Genomic Foundationless Models: Pretraining Does Not Promise Performance
Abstract
The success of Large Language Models has inspired the development of Genomic Foundation Models (GFMs) through similar pretraining techniques. However, the relationship between pretraining performance and effectiveness in downstream ge- nomic tasks remains unclear. Additionally, the high computational cost of pretraining raises questions about its cost-efficiency.
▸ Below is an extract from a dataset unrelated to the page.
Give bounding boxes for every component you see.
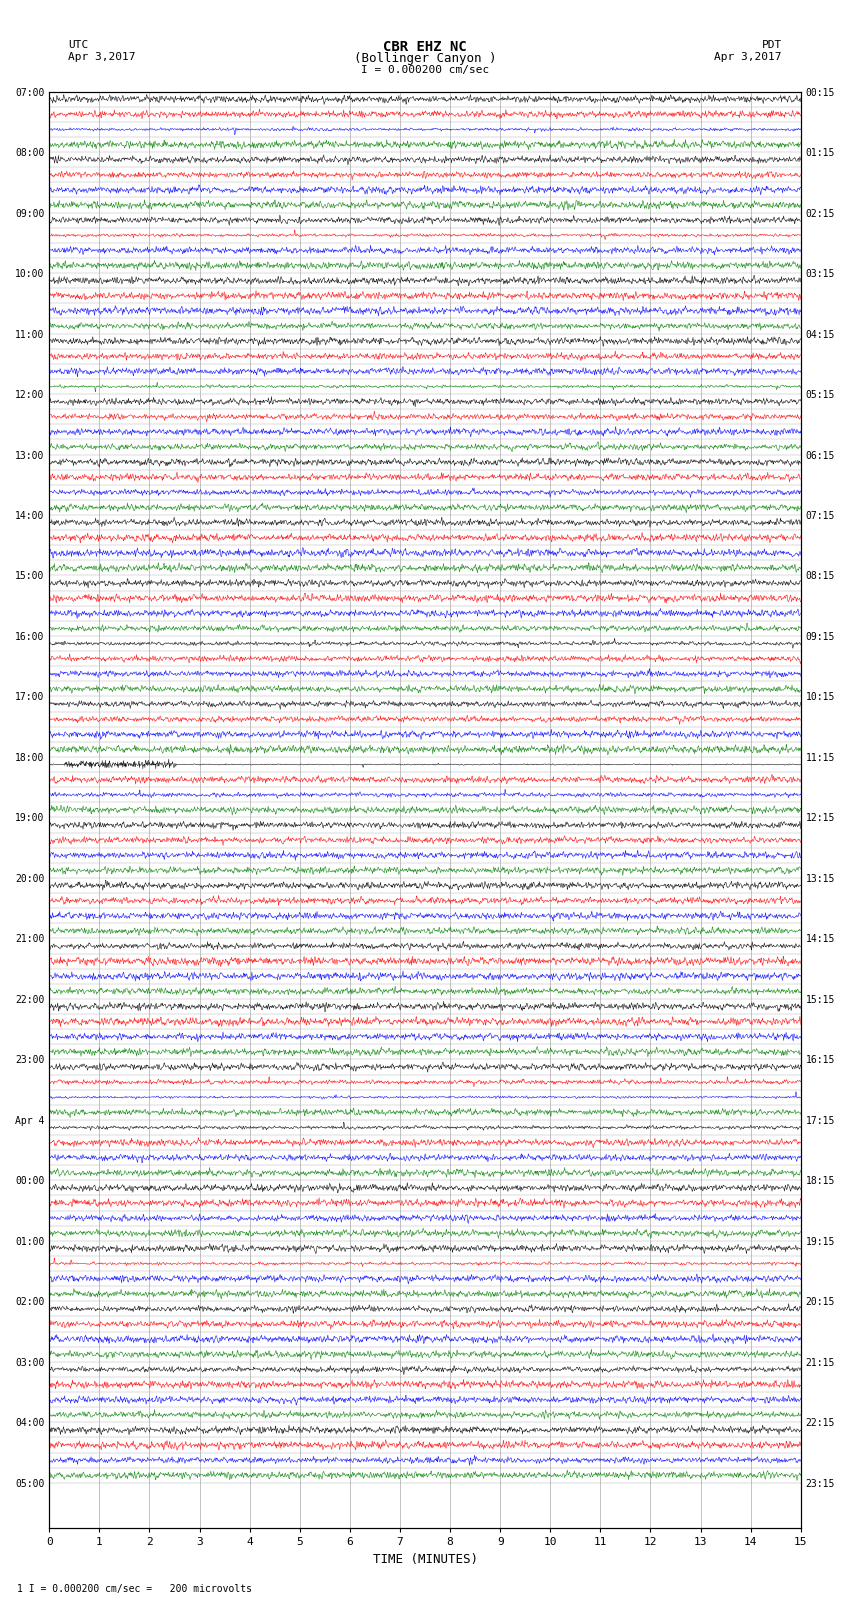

To assess the usefulness of pretraining in genomics, we evaluated seven different GFMs across 52 diverse genomic tasks, comparing them to their counterparts with randomly initialized weights. Across benchmarks, we find that randomly initialized models provide surprisingly strong baselines and tokenizer and architecture choices strongly shape both these baselines and the gains from pretraining. Specifically, character-token models often match or exceed the performance of larger pretrained k-mer or BPE models, whereas subword models appear to benefit from pretraining. We also find that the evaluated GFMs fail to capture clinically relevant genetic mutations, with embeddings and log-likelihood ratios showing limited sensitivity to annotated variants. For the tasks we study, these results suggest that current NLP-style pretraining strategies provide modest, tokenizer-gated improvements over strong random baselines and motivate more biologically informed tokenization and variant-aware objectives. Our code is available at github.com/z6JfFK/gfm.